Saving/restoring the training and validation sets, or the databunch

I would like to make an initial split of the source training data into training and validation, for example,
data = ImageDataBunch.from_csv(csv_labels='train_labels.csv', suffix='.tif', path=DATA, folder='train', test='test', ds_tfms=None, bs=BATCH_SIZE, size=96).normalize(imagenet_stats)

Then in effect save the DataBunch (its particular training/validation split) to restore later into a fresh DataBunch.

The reasons are 1) to continue training without mixing training data into validation by doing a second, different split; and 2) to compare different models using the same training data.

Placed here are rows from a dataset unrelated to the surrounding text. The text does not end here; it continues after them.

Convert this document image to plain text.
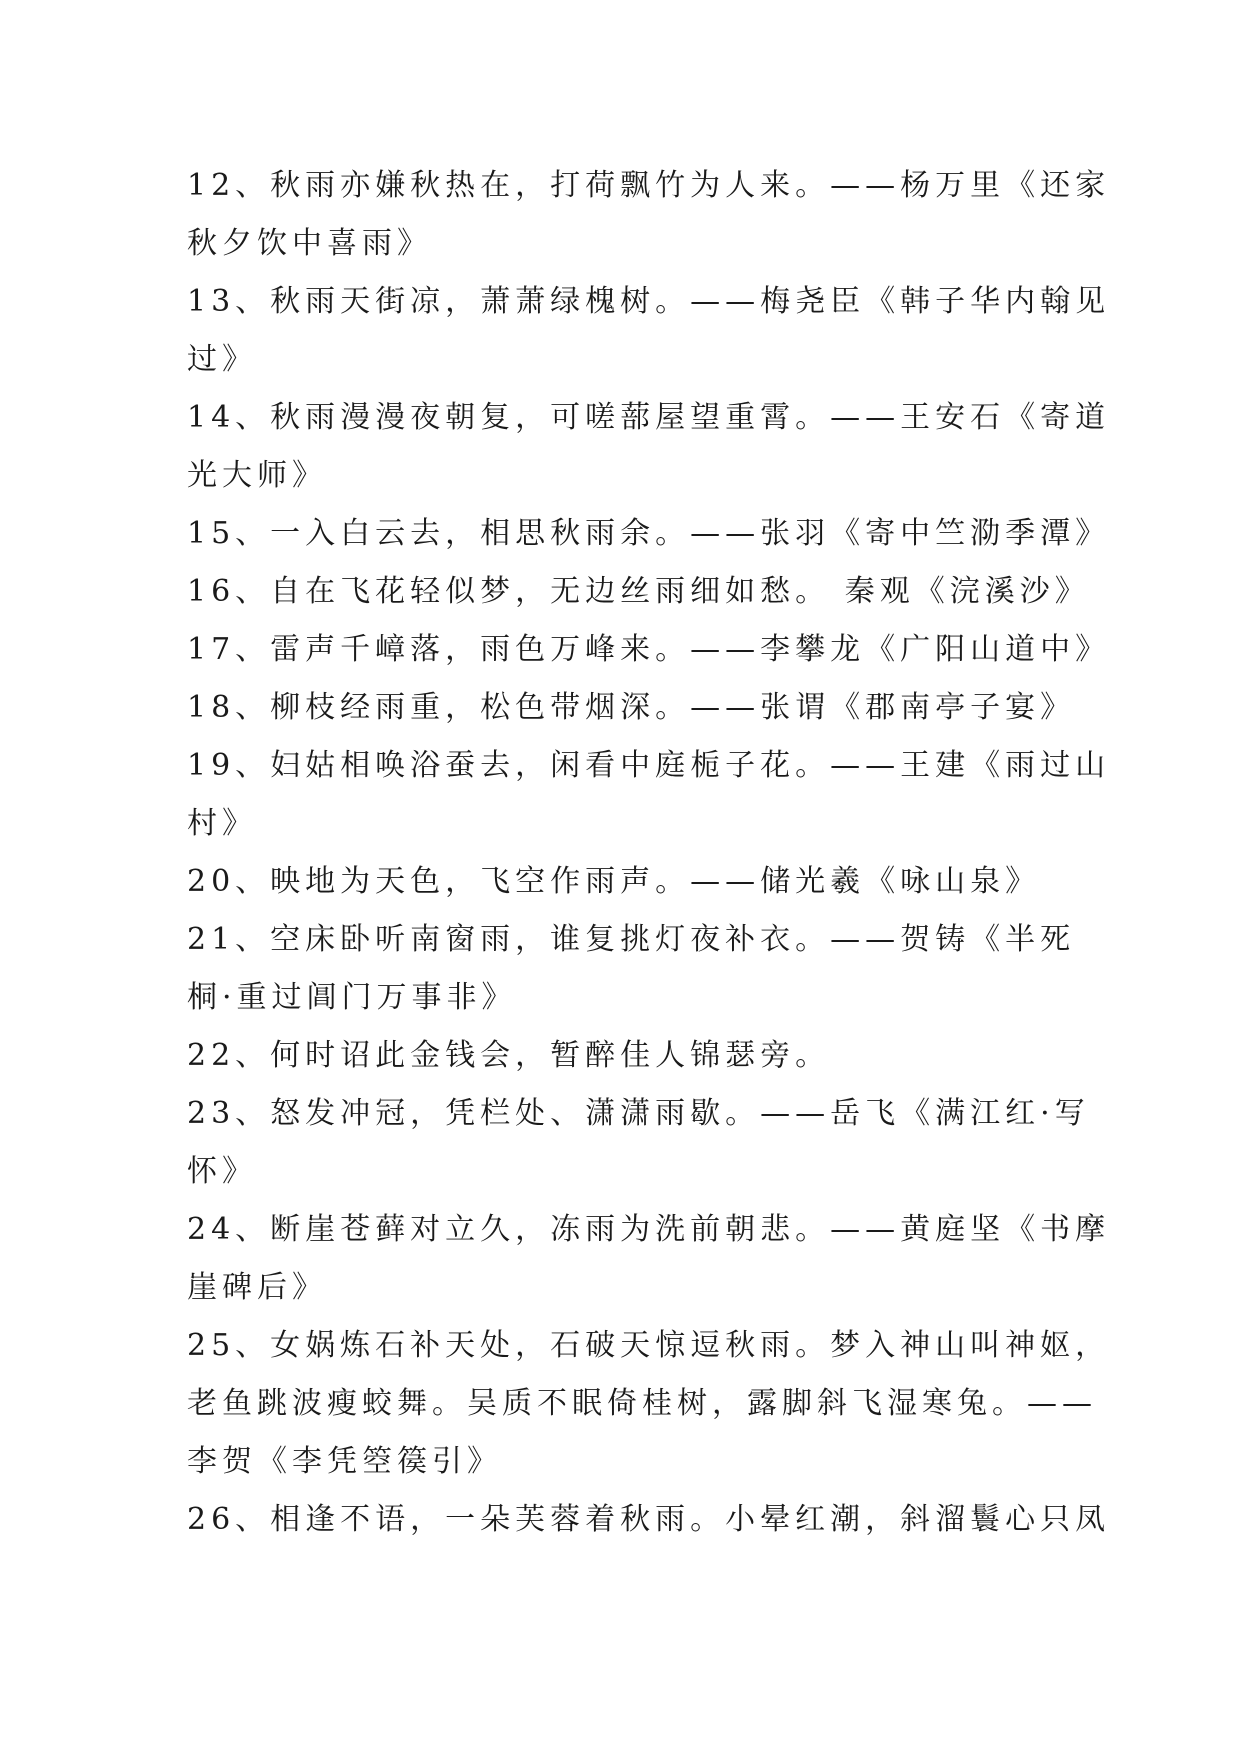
12、秋雨亦嫌秋热在，打荷飘竹为人来。——杨万里《还家
秋夕饮中喜雨》
13、秋雨天街凉，萧萧绿槐树。——梅尧臣《韩子华内翰见
过》
14、秋雨漫漫夜朝复，可嗟蔀屋望重霄。——王安石《寄道
光大师》
15、一入白云去，相思秋雨余。——张羽《寄中竺泐季潭》
16、自在飞花轻似梦，无边丝雨细如愁。 秦观《浣溪沙》
17、雷声千嶂落，雨色万峰来。——李攀龙《广阳山道中》
18、柳枝经雨重，松色带烟深。——张谓《郡南亭子宴》
19、妇姑相唤浴蚕去，闲看中庭栀子花。——王建《雨过山
村》
20、映地为天色，飞空作雨声。——储光羲《咏山泉》
21、空床卧听南窗雨，谁复挑灯夜补衣。——贺铸《半死
桐·重过阊门万事非》
22、何时诏此金钱会，暂醉佳人锦瑟旁。
23、怒发冲冠，凭栏处、潇潇雨歇。——岳飞《满江红·写
怀》
24、断崖苍藓对立久，冻雨为洗前朝悲。——黄庭坚《书摩
崖碑后》
25、女娲炼石补天处，石破天惊逗秋雨。梦入神山叫神妪，
老鱼跳波瘦蛟舞。吴质不眠倚桂树，露脚斜飞湿寒兔。——
李贺《李凭箜篌引》
26、相逢不语，一朵芙蓉着秋雨。小晕红潮，斜溜鬟心只凤
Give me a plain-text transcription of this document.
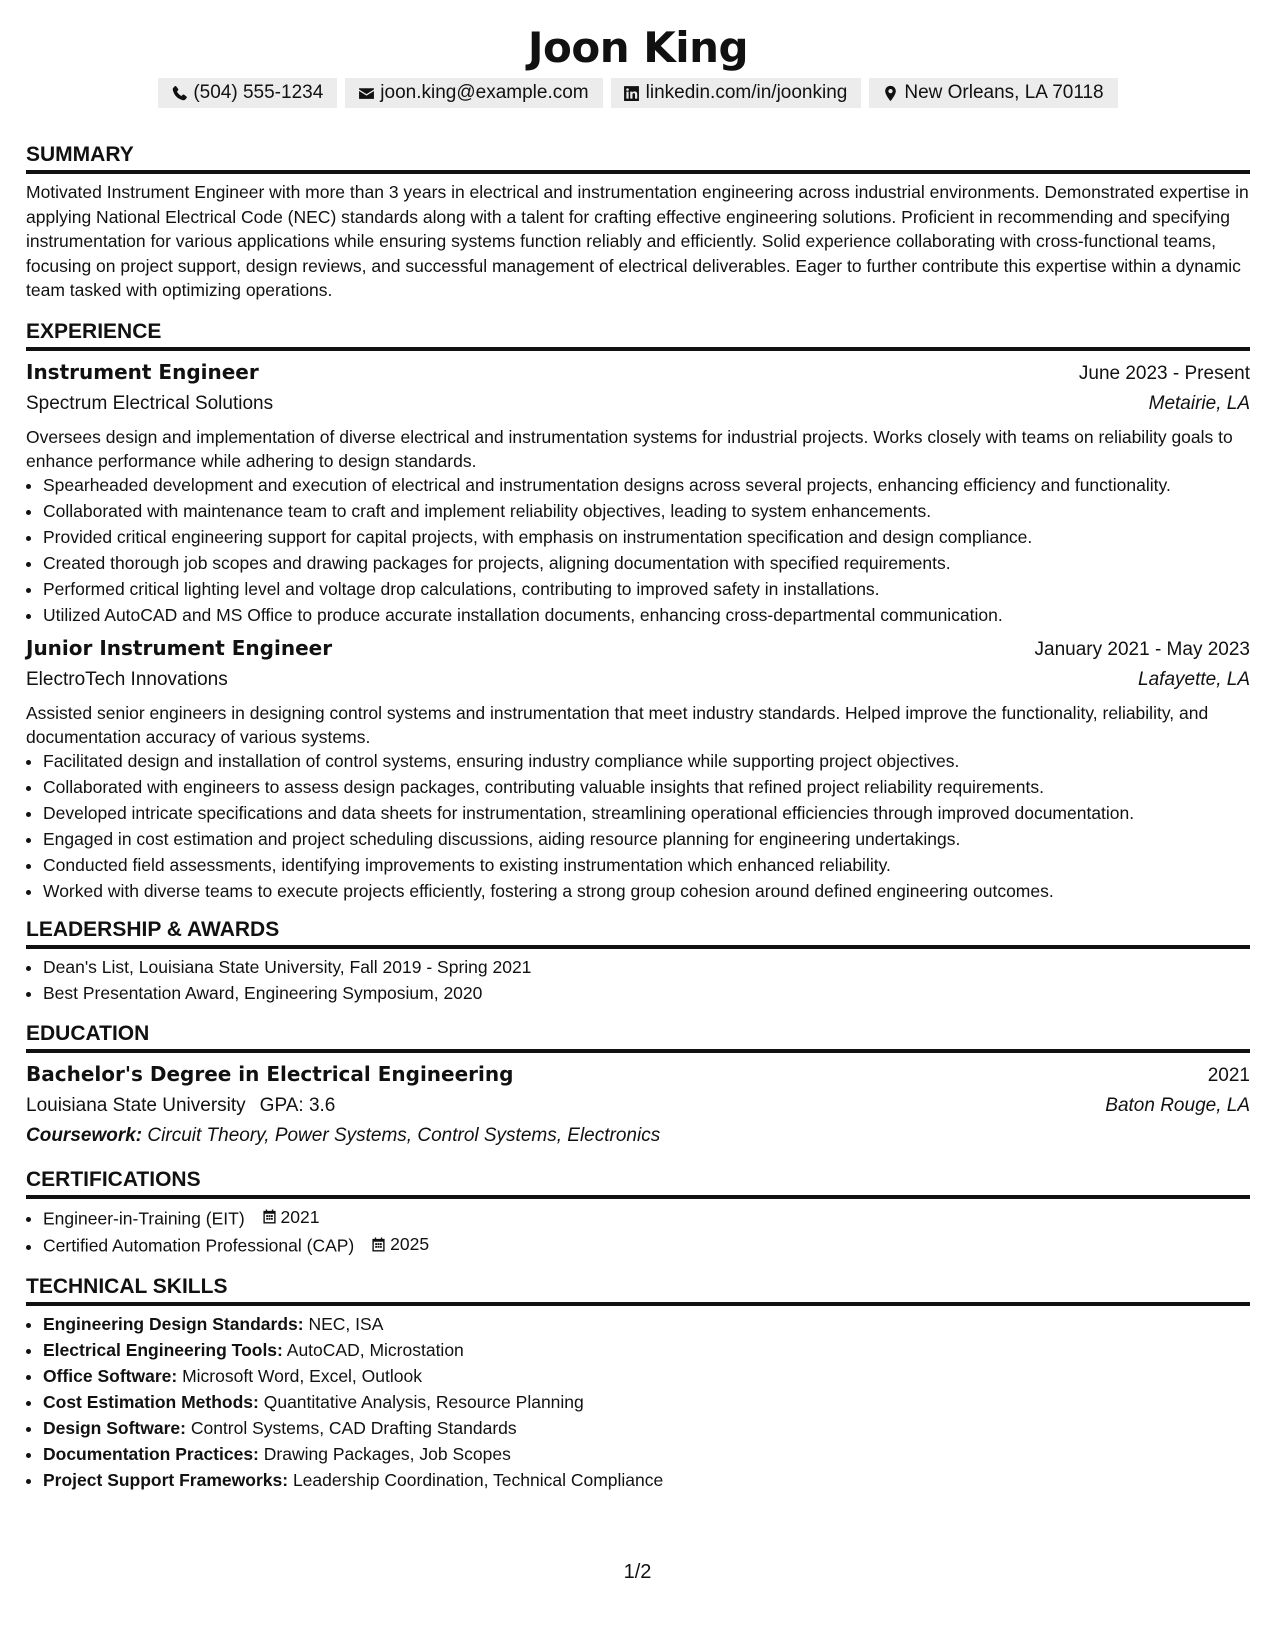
Joon King
(504) 555-1234	joon.king@example.com	linkedin.com/in/joonking	New Orleans, LA 70118
SUMMARY

Motivated Instrument Engineer with more than 3 years in electrical and instrumentation engineering across industrial environments. Demonstrated expertise in applying National Electrical Code (NEC) standards along with a talent for crafting effective engineering solutions. Proficient in recommending and specifying instrumentation for various applications while ensuring systems function reliably and efficiently. Solid experience collaborating with cross-functional teams, focusing on project support, design reviews, and successful management of electrical deliverables. Eager to further contribute this expertise within a dynamic team tasked with optimizing operations.

EXPERIENCE
Instrument Engineer	June 2023 - Present
Spectrum Electrical Solutions	Metairie, LA
Oversees design and implementation of diverse electrical and instrumentation systems for industrial projects. Works closely with teams on reliability goals to enhance performance while adhering to design standards.
• Spearheaded development and execution of electrical and instrumentation designs across several projects, enhancing efficiency and functionality.
• Collaborated with maintenance team to craft and implement reliability objectives, leading to system enhancements.
• Provided critical engineering support for capital projects, with emphasis on instrumentation specification and design compliance.
• Created thorough job scopes and drawing packages for projects, aligning documentation with specified requirements.
• Performed critical lighting level and voltage drop calculations, contributing to improved safety in installations.
• Utilized AutoCAD and MS Office to produce accurate installation documents, enhancing cross-departmental communication.
Junior Instrument Engineer	January 2021 - May 2023
ElectroTech Innovations	Lafayette, LA
Assisted senior engineers in designing control systems and instrumentation that meet industry standards. Helped improve the functionality, reliability, and documentation accuracy of various systems.
• Facilitated design and installation of control systems, ensuring industry compliance while supporting project objectives.
• Collaborated with engineers to assess design packages, contributing valuable insights that refined project reliability requirements.
• Developed intricate specifications and data sheets for instrumentation, streamlining operational efficiencies through improved documentation.
• Engaged in cost estimation and project scheduling discussions, aiding resource planning for engineering undertakings.
• Conducted field assessments, identifying improvements to existing instrumentation which enhanced reliability.
• Worked with diverse teams to execute projects efficiently, fostering a strong group cohesion around defined engineering outcomes.
LEADERSHIP & AWARDS
• Dean's List, Louisiana State University, Fall 2019 - Spring 2021
• Best Presentation Award, Engineering Symposium, 2020
EDUCATION
Bachelor's Degree in Electrical Engineering	2021
Louisiana State University GPA: 3.6	Baton Rouge, LA
Coursework: Circuit Theory, Power Systems, Control Systems, Electronics
CERTIFICATIONS
• Engineer-in-Training (EIT) 2021
• Certified Automation Professional (CAP) 2025
TECHNICAL SKILLS
• Engineering Design Standards: NEC, ISA
• Electrical Engineering Tools: AutoCAD, Microstation
• Office Software: Microsoft Word, Excel, Outlook
• Cost Estimation Methods: Quantitative Analysis, Resource Planning
• Design Software: Control Systems, CAD Drafting Standards
• Documentation Practices: Drawing Packages, Job Scopes
• Project Support Frameworks: Leadership Coordination, Technical Compliance
1/2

I imagine this involves correctly saving/restoring the list of filenames and labels that were chosen during the initial DataBunch creation.

Because I’m overwhelmed by the fastai internal details (sorry!), I’d appreciate seeing the exact code that accomplishes this task. Thanks so much for your help.

1 Like

There is no command that does that yet (it’s in the features we will implement next though). In the meantime you have two workaround:

  • set the numpy seed just before creating your Databunch: np.random.seed(some value). This will ensure you always have the same random split (and the same validation set).
  • use the data block API and either pass validation indexes you choose or save the first random indexes (more advanced)

Does the training data and validation data have the same data distribution as the original?